Monday, February 28, 2011

The Media Myth of Japan's "Lost Decades"

The Media Myth of Japan's "Lost Decades"


The chart above shows annual real GDP per capita for Japan and the U.S. (data here) from 1980 to 2010, where each series has been converted to an index, with a value of 100 for the year 1980. Compared to 1980, Japan's real GDP per capita in 2010 was nearly 70% higher, vs. a 66% increase for US real GDP per capita over the last 30 years. Japan had higher economic growth than the U.S. during the 1980s, slightly lower growth during the 1990s, about the same growth during the 2000s, and slightly higher overall growth during the entire 30-year period from 1980 to 2010.

So what about Japan's "Lost Decades" and economic failure and stagnation that we hear so much about from the media? According to Tokyo-based Eamonn Fingleton writing in The Atlantic:

"After studying the facts on the ground in Tokyo for decades I find it hard to avoid the conclusion that the story of Japan's stagnation is a media myth.

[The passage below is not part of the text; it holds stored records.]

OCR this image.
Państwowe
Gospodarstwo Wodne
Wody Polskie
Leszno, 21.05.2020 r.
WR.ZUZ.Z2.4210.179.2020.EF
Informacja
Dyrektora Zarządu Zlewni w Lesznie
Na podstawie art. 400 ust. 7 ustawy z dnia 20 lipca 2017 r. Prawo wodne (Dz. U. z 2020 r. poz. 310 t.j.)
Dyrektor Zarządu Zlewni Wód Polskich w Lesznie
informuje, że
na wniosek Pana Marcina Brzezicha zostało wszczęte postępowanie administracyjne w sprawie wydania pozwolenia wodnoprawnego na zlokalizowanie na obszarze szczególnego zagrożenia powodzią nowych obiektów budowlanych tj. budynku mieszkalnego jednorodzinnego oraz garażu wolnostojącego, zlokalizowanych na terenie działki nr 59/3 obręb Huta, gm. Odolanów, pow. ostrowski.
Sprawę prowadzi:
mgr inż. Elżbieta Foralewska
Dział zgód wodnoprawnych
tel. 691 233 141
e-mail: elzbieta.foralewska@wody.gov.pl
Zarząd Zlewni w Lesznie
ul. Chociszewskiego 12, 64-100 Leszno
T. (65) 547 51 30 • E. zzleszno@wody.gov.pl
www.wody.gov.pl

Certainly anyone who visits Japan these days is struck by the obvious affluence even among average citizens. The cars on the roads, for instance, are generally much larger and better equipped than in the 1980s (indeed state of the art navigation devices, for instance, are more or less standard on many models). Overseas vacation travel has more than doubled since the 1980s. The Japanese boast the world's most advanced cell phones, and the biggest and best high-definition television screens. Japan's already long life expectancy has increased by nearly two years. Its Internet connections are some of the world's fastest -- something like ten times faster on average than American speeds.

At the heart of my analysis is a story of extraordinary progress by Japanese manufacturing. The reason you don't hear much about Japanese manufacturers these days is that the best of them have moved from making consumer goods to concentrate on so-called producers' goods -- items that though invisible to the consumer happen to be critical to the world economy. Such goods include the highly miniaturized components, advanced materials, and super-precise machines that less sophisticated nations such as China need to make final consumer goods. The label on everything from cell phones to laptop computers may say "Made in China" but actually, via producers' goods, highly capital-intensive and knowhow-intensive manufacturers in Japan have quietly done much of the most technologically demanding work.

In the early years after World War II the United States utterly dominated the higher reaches of the producers' goods business. Under pressure from foreign competition, however, American players one by one have closed down or outsourced in the last quarter of a century. The competition has come principally from Japan, which now enjoys broadly as dominant and geopolitically important a position as the United States did in the 1960s."

MP: The writer feels so strongly about the "lost decades" myth that he has issued a challenge to numerous myth proponents to debate him this year on the 20th anniversary of the great Tokyo stock market crash (details here).